There's a widening gap between who I feel I am and what I'm capable of being. At 45, I'm not supposed to feel old. But I'm learning that "feeling old" isn't really about age - it's about recalibration. It's about the body starting a conversation the mind hasn't been prepared to have.
The past year has brought unexpected health challenges - the kind that arrived without warning and demanded attention I wasn't planning to give. Nothing I need to detail here, but enough to shift the landscape. Enough to make me reassess what "capacity" actually means.
The mind still races ahead, full of ideas and commitments and projects. The body has started asking, "Are you sure about this?" And I'm learning that this question isn't a limitation; it's an invitation to listen differently.
I love WPLDN. The community, the late nights solving problems, the energy of bringing people together around something we all care about. That passion hasn't dimmed. But lately, I've found myself negotiating in ways I never expected. Not just with my schedule, but with my capacity.
Health has a way of forcing those conversations. Not as some dramatic revelation, but as a series of small adjustments that accumulate into something larger. A reminder that we're all operating within systems we don't fully control.
And that's been harder to accept than I'd like to admit.
There's something humbling about realising your limitations aren't just about time management or priorities. Sometimes they're simply physical. Sometimes the vessel carrying your passion is asking for different terms.
But here's what I'm learning: constraints breed creativity. When you can't do everything, you get better at doing what matters. When your energy becomes finite in a way it never was before, you start asking better questions about where it goes.
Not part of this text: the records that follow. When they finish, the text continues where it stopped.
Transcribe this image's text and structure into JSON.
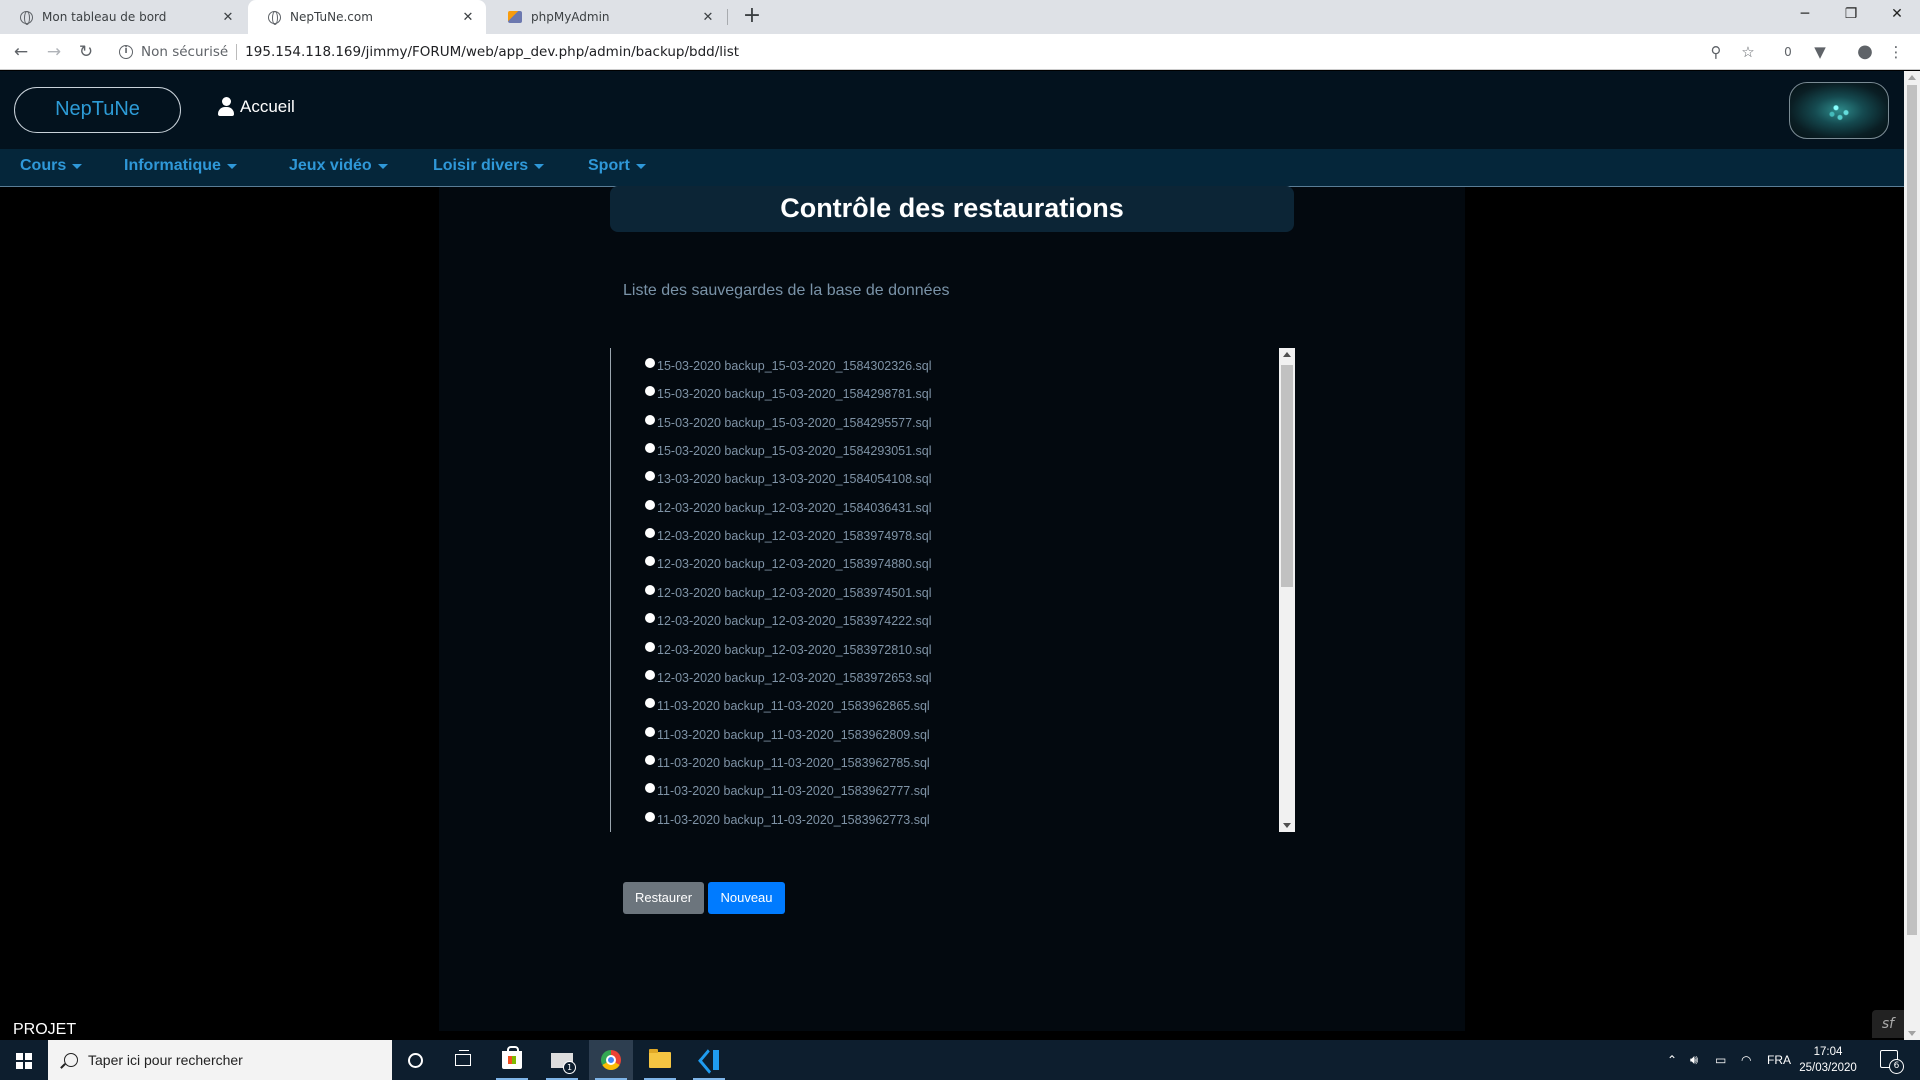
{
  "browser": {
    "tabs": [
      {
        "title": "Mon tableau de bord"
      },
      {
        "title": "NepTuNe.com"
      },
      {
        "title": "phpMyAdmin"
      }
    ],
    "security_label": "Non sécurisé",
    "url": "195.154.118.169/jimmy/FORUM/web/app_dev.php/admin/backup/bdd/list",
    "extension_badge": "0"
  },
  "site": {
    "brand": "NepTuNe",
    "home_label": "Accueil",
    "nav": [
      {
        "label": "Cours"
      },
      {
        "label": "Informatique"
      },
      {
        "label": "Jeux vidéo"
      },
      {
        "label": "Loisir divers"
      },
      {
        "label": "Sport"
      }
    ],
    "page_title": "Contrôle des restaurations",
    "subtitle": "Liste des sauvegardes de la base de données",
    "backups": [
      "15-03-2020 backup_15-03-2020_1584302326.sql",
      "15-03-2020 backup_15-03-2020_1584298781.sql",
      "15-03-2020 backup_15-03-2020_1584295577.sql",
      "15-03-2020 backup_15-03-2020_1584293051.sql",
      "13-03-2020 backup_13-03-2020_1584054108.sql",
      "12-03-2020 backup_12-03-2020_1584036431.sql",
      "12-03-2020 backup_12-03-2020_1583974978.sql",
      "12-03-2020 backup_12-03-2020_1583974880.sql",
      "12-03-2020 backup_12-03-2020_1583974501.sql",
      "12-03-2020 backup_12-03-2020_1583974222.sql",
      "12-03-2020 backup_12-03-2020_1583972810.sql",
      "12-03-2020 backup_12-03-2020_1583972653.sql",
      "11-03-2020 backup_11-03-2020_1583962865.sql",
      "11-03-2020 backup_11-03-2020_1583962809.sql",
      "11-03-2020 backup_11-03-2020_1583962785.sql",
      "11-03-2020 backup_11-03-2020_1583962777.sql",
      "11-03-2020 backup_11-03-2020_1583962773.sql"
    ],
    "restore_label": "Restaurer",
    "new_label": "Nouveau",
    "footer_label": "PROJET",
    "symfony_badge": "sf"
  },
  "taskbar": {
    "search_placeholder": "Taper ici pour rechercher",
    "mail_badge": "1",
    "language": "FRA",
    "time": "17:04",
    "date": "25/03/2020",
    "notification_count": "6"
  },
  "colors": {
    "header_bg": "#03121e",
    "nav_bg": "#05263a",
    "nav_text": "#2f98d8",
    "restore_button": "#6c757d",
    "new_button": "#007bff"
  }
}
I'm discovering that sustainable passion looks different than I thought it would. It's not about the sprint anymore; it's about pacing. It's not about saying yes to everything; it's about saying yes to the right things with the full presence they deserve.
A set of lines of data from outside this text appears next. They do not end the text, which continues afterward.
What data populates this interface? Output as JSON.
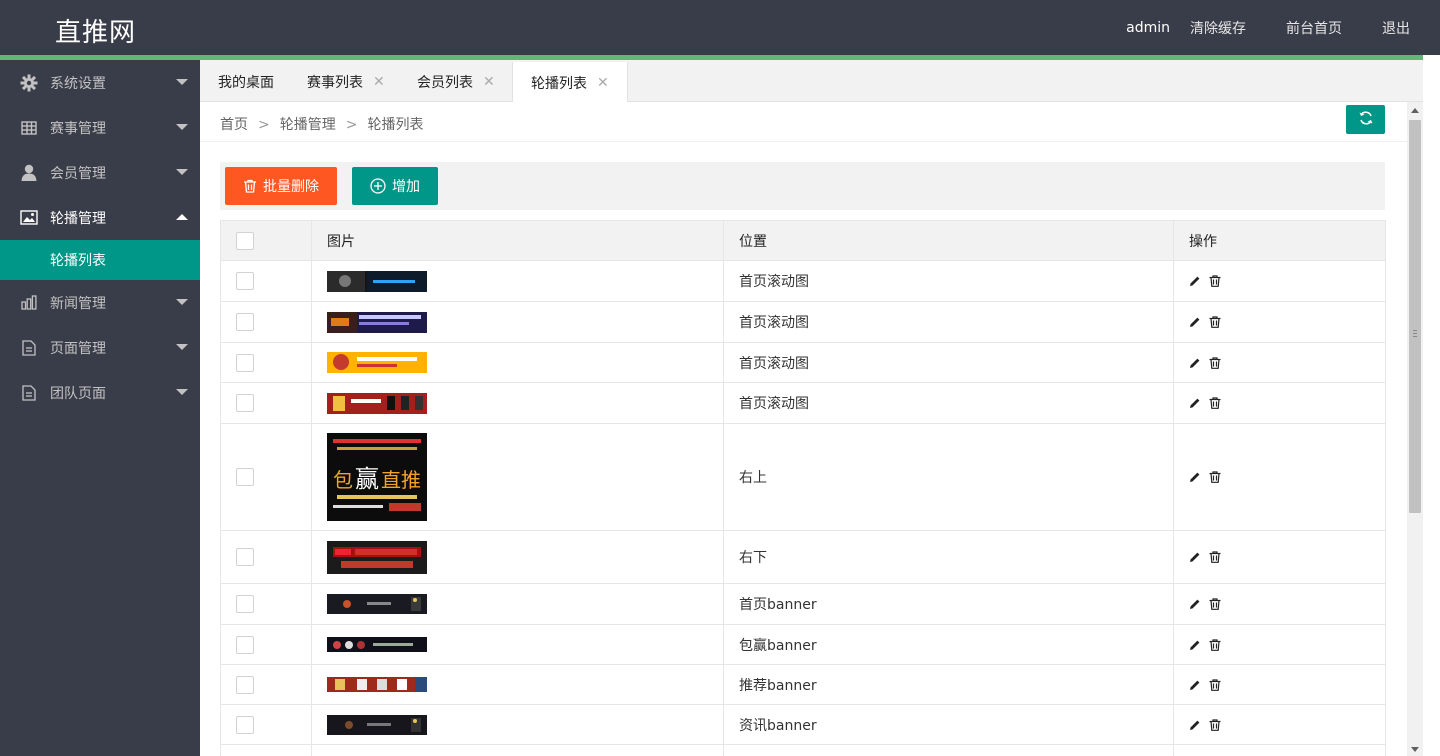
{
  "header": {
    "logo": "直推网",
    "user": "admin",
    "clear_cache": "清除缓存",
    "front_home": "前台首页",
    "logout": "退出"
  },
  "sidebar": {
    "items": [
      {
        "label": "系统设置",
        "icon": "gear-icon"
      },
      {
        "label": "赛事管理",
        "icon": "grid-icon"
      },
      {
        "label": "会员管理",
        "icon": "user-icon"
      },
      {
        "label": "轮播管理",
        "icon": "image-icon",
        "open": true
      },
      {
        "label": "新闻管理",
        "icon": "chart-icon"
      },
      {
        "label": "页面管理",
        "icon": "document-icon"
      },
      {
        "label": "团队页面",
        "icon": "document-icon"
      }
    ],
    "sub_item": "轮播列表"
  },
  "tabs": [
    {
      "label": "我的桌面",
      "closable": false
    },
    {
      "label": "赛事列表",
      "closable": true
    },
    {
      "label": "会员列表",
      "closable": true
    },
    {
      "label": "轮播列表",
      "closable": true,
      "active": true
    }
  ],
  "breadcrumb": [
    "首页",
    "轮播管理",
    "轮播列表"
  ],
  "breadcrumb_sep": ">",
  "toolbar": {
    "batch_delete": "批量删除",
    "add": "增加"
  },
  "table": {
    "columns": [
      "",
      "图片",
      "位置",
      "操作"
    ],
    "rows": [
      {
        "position": "首页滚动图",
        "thumb": "dark-wide"
      },
      {
        "position": "首页滚动图",
        "thumb": "purple-wide"
      },
      {
        "position": "首页滚动图",
        "thumb": "yellow-wide"
      },
      {
        "position": "首页滚动图",
        "thumb": "red-wide"
      },
      {
        "position": "右上",
        "thumb": "poster"
      },
      {
        "position": "右下",
        "thumb": "app-banner"
      },
      {
        "position": "首页banner",
        "thumb": "night-wide"
      },
      {
        "position": "包赢banner",
        "thumb": "crowd-wide"
      },
      {
        "position": "推荐banner",
        "thumb": "red2-wide"
      },
      {
        "position": "资讯banner",
        "thumb": "dark2-wide"
      }
    ]
  },
  "colors": {
    "header_bg": "#393d49",
    "accent": "#009688",
    "danger": "#ff5722",
    "green_line": "#5fb878"
  }
}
Some of this learning has been voluntary. Some has been imposed by circumstances I didn't choose - health challenges that arrived uninvited and reshaped what's possible. But imposed or chosen, the lesson is the same: limitations aren't failures. They're information.
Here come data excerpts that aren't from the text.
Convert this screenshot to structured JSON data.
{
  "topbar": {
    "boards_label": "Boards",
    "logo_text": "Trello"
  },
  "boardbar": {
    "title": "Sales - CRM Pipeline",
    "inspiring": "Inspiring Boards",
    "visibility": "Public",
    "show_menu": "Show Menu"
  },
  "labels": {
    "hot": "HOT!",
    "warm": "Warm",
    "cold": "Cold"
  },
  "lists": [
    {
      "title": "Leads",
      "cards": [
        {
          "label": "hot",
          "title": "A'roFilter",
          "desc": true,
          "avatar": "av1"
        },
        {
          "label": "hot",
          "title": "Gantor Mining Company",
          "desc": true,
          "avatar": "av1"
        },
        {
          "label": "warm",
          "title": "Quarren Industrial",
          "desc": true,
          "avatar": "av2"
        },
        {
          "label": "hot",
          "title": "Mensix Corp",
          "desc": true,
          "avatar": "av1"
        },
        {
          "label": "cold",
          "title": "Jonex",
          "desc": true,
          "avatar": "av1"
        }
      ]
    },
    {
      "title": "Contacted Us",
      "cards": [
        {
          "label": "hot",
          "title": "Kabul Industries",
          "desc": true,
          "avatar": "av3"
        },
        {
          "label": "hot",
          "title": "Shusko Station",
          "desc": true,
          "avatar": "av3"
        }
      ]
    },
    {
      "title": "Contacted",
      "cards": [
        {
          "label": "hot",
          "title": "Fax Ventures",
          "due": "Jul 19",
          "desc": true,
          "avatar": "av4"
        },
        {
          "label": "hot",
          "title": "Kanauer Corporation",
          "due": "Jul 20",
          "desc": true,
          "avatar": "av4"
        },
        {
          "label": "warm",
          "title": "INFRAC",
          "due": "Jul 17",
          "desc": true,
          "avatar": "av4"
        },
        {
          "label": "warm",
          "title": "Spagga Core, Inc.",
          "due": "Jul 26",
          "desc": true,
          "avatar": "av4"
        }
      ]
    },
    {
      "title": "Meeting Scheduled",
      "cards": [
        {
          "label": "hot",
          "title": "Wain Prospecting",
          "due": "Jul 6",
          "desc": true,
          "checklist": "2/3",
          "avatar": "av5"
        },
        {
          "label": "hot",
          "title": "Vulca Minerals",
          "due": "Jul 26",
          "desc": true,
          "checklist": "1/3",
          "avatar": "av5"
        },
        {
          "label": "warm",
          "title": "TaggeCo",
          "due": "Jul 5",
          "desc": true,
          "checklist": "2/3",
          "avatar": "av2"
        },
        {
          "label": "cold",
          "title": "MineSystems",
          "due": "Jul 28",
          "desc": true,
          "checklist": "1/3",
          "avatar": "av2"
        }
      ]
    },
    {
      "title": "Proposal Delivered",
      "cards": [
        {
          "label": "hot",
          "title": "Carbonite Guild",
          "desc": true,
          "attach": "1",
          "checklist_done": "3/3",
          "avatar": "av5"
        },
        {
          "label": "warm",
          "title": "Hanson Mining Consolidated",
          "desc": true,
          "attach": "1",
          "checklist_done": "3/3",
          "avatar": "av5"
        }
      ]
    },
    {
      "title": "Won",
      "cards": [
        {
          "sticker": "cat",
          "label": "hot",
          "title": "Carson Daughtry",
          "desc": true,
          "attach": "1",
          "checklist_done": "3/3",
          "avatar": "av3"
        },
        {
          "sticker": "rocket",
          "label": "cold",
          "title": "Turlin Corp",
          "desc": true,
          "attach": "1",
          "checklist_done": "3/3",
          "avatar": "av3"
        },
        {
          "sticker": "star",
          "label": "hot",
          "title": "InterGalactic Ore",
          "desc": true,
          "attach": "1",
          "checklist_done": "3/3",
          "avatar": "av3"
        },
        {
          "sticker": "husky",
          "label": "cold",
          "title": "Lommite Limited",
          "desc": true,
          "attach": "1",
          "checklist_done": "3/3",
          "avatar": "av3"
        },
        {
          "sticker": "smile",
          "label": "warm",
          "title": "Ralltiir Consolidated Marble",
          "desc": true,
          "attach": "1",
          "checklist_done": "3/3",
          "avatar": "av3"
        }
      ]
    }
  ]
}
The person in the mirror isn't who I expected to see at 45. But maybe that's okay. Maybe growing older isn't about maintaining who you were, but about becoming who you need to be next.
I'm still figuring out what that looks like. But I'm trying to approach it with curiosity rather than resistance. Because the alternative - fighting against the inevitable - sounds exhausting. And I don't have the energy to waste on that fight!